Evidence and clinical effects
Randomized and long-term studies led by Caroline van der Ploeg, Erasmus MC, and clinical programs by Priya S. Kishnani, Duke University, show that ERT for late-onset Pompe disease often stabilizes or improves skeletal and respiratory function, reducing disease progression in many adults. Ellen Sidransky, National Institutes of Health, and other experts describe that for Gaucher disease ERT can substantially reduce organomegaly, correct hematologic abnormalities, and improve bone pain and quality of life. These outcomes reflect the mechanism: delivered enzyme catabolizes accumulated substrates in accessible peripheral tissues.
Limits, causes, and biological nuances
Effectiveness is constrained by the blood–brain barrier, which prevents most intravenous enzymes from reaching the central nervous system; therefore, neurocognitive and spinal manifestations commonly seen in some lysosomal disorders respond poorly to standard ERT. Response is also genotype-dependent: certain mutations and advanced preexisting tissue damage limit recovery even when biochemical substrate decreases. Development of anti-drug antibodies can reduce clinical benefit and has been documented in adult patients, creating the need for immune monitoring and, at times, adjunctive strategies.
Consequences and access considerations
Clinically, effective ERT can delay progression, reduce hospitalizations, and improve day-to-day functioning, but it is not curative for established structural damage. Long-term reliance on regular infusions imposes logistic and financial burdens. Globally, access is unequal: high treatment costs and limited specialist centers restrict availability in many regions, producing territorial and cultural disparities in outcomes. Patients diagnosed late or in low-resource settings often experience irreversible loss before therapy begins, worsening prognoses compared with early-treated individuals.
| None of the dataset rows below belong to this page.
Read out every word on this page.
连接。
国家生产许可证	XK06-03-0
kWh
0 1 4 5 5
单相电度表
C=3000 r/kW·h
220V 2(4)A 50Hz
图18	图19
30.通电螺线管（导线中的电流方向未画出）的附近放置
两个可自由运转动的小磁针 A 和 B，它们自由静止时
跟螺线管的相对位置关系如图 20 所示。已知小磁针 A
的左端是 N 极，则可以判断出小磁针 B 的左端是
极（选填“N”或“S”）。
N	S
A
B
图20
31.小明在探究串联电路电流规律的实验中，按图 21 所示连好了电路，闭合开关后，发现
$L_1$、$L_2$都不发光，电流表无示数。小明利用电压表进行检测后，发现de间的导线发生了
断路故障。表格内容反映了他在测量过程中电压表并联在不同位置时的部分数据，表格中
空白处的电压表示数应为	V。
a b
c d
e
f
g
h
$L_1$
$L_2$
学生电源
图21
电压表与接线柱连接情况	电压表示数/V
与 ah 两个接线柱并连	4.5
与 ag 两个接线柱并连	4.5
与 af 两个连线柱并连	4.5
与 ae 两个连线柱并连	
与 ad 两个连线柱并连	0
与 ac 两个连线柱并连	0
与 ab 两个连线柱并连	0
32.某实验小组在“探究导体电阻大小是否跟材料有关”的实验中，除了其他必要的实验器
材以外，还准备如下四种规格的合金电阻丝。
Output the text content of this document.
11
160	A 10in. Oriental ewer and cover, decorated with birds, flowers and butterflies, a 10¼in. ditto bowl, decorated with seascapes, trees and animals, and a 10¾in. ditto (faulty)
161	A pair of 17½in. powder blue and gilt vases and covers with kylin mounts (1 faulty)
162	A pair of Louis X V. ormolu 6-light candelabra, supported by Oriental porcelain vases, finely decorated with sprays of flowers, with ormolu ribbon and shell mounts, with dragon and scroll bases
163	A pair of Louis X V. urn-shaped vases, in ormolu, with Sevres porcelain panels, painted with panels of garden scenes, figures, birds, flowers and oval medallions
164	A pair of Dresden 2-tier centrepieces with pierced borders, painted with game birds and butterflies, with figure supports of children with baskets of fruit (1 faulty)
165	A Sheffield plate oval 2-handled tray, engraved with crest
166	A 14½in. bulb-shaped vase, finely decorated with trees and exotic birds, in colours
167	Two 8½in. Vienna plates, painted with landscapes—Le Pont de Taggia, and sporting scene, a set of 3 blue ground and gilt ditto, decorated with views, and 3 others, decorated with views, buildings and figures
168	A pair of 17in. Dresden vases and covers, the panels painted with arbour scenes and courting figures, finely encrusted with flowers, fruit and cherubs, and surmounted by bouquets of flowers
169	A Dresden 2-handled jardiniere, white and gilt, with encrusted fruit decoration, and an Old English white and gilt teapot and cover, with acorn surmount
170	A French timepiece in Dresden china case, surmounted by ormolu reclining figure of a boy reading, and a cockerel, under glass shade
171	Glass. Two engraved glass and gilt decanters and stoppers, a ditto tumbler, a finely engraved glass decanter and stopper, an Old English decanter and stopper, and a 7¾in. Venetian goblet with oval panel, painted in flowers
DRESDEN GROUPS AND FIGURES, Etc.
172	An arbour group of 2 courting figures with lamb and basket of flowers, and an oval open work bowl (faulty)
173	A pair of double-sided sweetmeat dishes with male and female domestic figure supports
In sum, ERT is a major advance for adult-onset lysosomal storage disorders when disease manifestations are predominantly peripheral and when treatment begins before irreversible damage. Ongoing research, including work by the groups led by Caroline van der Ploeg and Priya S. Kishnani, seeks improved delivery methods and immune management; reviews by Ellen Sidransky and others emphasize combined strategies and equitable access as critical next steps.